Stars are awesome. I love stars and no, not celebrities. You can’t see the night sky very well in the city but when you look up at the stars on a clear night outside of the Lower Mainland, the black dome of the cosmos whirling overhead makes you appreciate how utterly insignificant we are and at the same time, how wondrous it is that we can actually perceive the enormity of 250 billion stars in our galaxy alone. Whether you are a practicing member of an organized religion, an atheist or an agnostic, you can appreciate the enormity of space. As Joni Mitchell put it, “we are stardust”. Every atom in our bodies, the land and the oceans all came from the stars and will eventually return to the vastness of space to perhaps form more stars. Perhaps the cosmos is far too vast a subject on which to write a choral piece; however, I think it’s no less daunting or worthy than setting liturgical text. Composers have been writing sacred music since the dawn of civilization. Both religion and science try to understand what it is to be human. Thank you Emile for writing “Stars”.
The last time Laudate performed Lotti’s “Crucifixus à 8”, I was nineteen days away from having my second son. I remember that my enormous belly made a very good music stand. Some say that if you play Mozart to your unborn baby, they’ll grow up to be a genius. No one told me that if you sing a Venetian Renaissance choral concert just before your child is born, you will eventually spawn a metal head. My son does not like Venetian Renaissance choral music or any choral music but he does love metal, rock, Queen and Elton John. If you are vastly pregnant and attend this concert, take comfort or warning from my example; you don’t know what iconoclast will emerge.

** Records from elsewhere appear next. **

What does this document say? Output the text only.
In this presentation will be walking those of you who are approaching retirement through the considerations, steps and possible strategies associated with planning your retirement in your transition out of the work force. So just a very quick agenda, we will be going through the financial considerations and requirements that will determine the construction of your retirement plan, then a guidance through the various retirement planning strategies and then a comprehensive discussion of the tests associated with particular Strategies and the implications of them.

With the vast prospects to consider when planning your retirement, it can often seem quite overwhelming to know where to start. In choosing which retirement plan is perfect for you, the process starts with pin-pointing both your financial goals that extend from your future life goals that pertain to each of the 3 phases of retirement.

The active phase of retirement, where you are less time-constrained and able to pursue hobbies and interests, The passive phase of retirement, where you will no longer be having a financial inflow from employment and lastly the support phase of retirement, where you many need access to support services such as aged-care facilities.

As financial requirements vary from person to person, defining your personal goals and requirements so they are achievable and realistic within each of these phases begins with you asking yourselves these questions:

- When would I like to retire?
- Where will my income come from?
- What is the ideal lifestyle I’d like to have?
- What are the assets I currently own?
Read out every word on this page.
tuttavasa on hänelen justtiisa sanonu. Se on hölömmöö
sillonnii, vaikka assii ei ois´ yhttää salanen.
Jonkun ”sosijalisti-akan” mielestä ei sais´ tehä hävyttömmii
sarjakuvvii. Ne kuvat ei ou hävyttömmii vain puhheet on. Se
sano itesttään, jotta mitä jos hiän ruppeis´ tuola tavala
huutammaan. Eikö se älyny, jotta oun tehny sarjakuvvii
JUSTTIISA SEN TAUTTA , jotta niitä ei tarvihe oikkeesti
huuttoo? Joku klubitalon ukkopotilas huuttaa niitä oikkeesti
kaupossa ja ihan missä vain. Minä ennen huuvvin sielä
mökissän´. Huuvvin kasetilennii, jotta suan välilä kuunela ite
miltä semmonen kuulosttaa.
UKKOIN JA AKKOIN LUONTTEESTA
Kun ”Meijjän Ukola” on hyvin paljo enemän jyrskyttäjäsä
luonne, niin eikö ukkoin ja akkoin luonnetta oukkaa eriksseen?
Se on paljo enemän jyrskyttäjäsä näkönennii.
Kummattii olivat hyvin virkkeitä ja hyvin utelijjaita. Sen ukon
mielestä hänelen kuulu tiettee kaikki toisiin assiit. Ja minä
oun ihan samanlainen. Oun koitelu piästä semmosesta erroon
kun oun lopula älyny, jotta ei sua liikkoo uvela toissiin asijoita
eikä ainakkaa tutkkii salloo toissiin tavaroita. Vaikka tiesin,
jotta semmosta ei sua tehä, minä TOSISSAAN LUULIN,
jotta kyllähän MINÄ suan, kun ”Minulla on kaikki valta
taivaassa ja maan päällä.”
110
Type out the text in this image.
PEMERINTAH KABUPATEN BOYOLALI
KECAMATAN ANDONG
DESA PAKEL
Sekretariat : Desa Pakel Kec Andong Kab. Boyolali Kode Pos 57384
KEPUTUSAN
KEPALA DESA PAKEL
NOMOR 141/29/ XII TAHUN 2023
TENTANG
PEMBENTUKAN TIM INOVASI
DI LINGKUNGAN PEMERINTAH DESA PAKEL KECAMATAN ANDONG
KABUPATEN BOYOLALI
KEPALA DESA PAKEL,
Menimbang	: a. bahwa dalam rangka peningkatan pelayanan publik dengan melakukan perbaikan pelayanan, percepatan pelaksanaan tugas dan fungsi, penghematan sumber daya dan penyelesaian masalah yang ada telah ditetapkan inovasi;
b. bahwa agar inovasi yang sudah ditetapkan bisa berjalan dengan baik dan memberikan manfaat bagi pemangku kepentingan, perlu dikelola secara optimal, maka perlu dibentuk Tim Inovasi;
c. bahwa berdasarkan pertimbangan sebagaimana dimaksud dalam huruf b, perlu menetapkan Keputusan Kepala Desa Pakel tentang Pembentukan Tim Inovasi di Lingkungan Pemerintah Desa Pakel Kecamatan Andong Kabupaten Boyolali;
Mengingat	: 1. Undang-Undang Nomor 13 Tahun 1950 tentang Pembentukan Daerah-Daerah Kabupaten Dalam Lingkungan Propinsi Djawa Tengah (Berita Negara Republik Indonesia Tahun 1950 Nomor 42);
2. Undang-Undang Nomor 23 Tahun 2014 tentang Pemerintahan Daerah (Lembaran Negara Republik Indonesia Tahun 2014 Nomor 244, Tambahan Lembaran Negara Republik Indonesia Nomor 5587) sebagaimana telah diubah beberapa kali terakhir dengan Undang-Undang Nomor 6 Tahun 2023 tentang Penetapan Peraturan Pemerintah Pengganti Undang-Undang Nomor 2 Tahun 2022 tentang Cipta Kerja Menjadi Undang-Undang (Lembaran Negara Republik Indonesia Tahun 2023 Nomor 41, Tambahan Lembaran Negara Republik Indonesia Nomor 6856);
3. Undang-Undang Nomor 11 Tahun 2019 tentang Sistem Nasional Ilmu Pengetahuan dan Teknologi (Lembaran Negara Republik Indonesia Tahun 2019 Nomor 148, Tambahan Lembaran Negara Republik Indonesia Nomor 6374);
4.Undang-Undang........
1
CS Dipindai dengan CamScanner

This program seems to full of pleasant surprises so far. Much to my shock and mild amusement, good text does matter, even in choral music and can enhance the music. I’m enjoying other peoples’ solos almost to the point of forgetting to sing my own part and I got a couple of rare solos. I am discovering how the experience of a listener differs so much from that of a performer even within the same piece at the same time. Speaking of time, this program has reminded me of the fluid nature of time and space. It’s required more practice time than I thought but that keeps my lazy bum from complacency.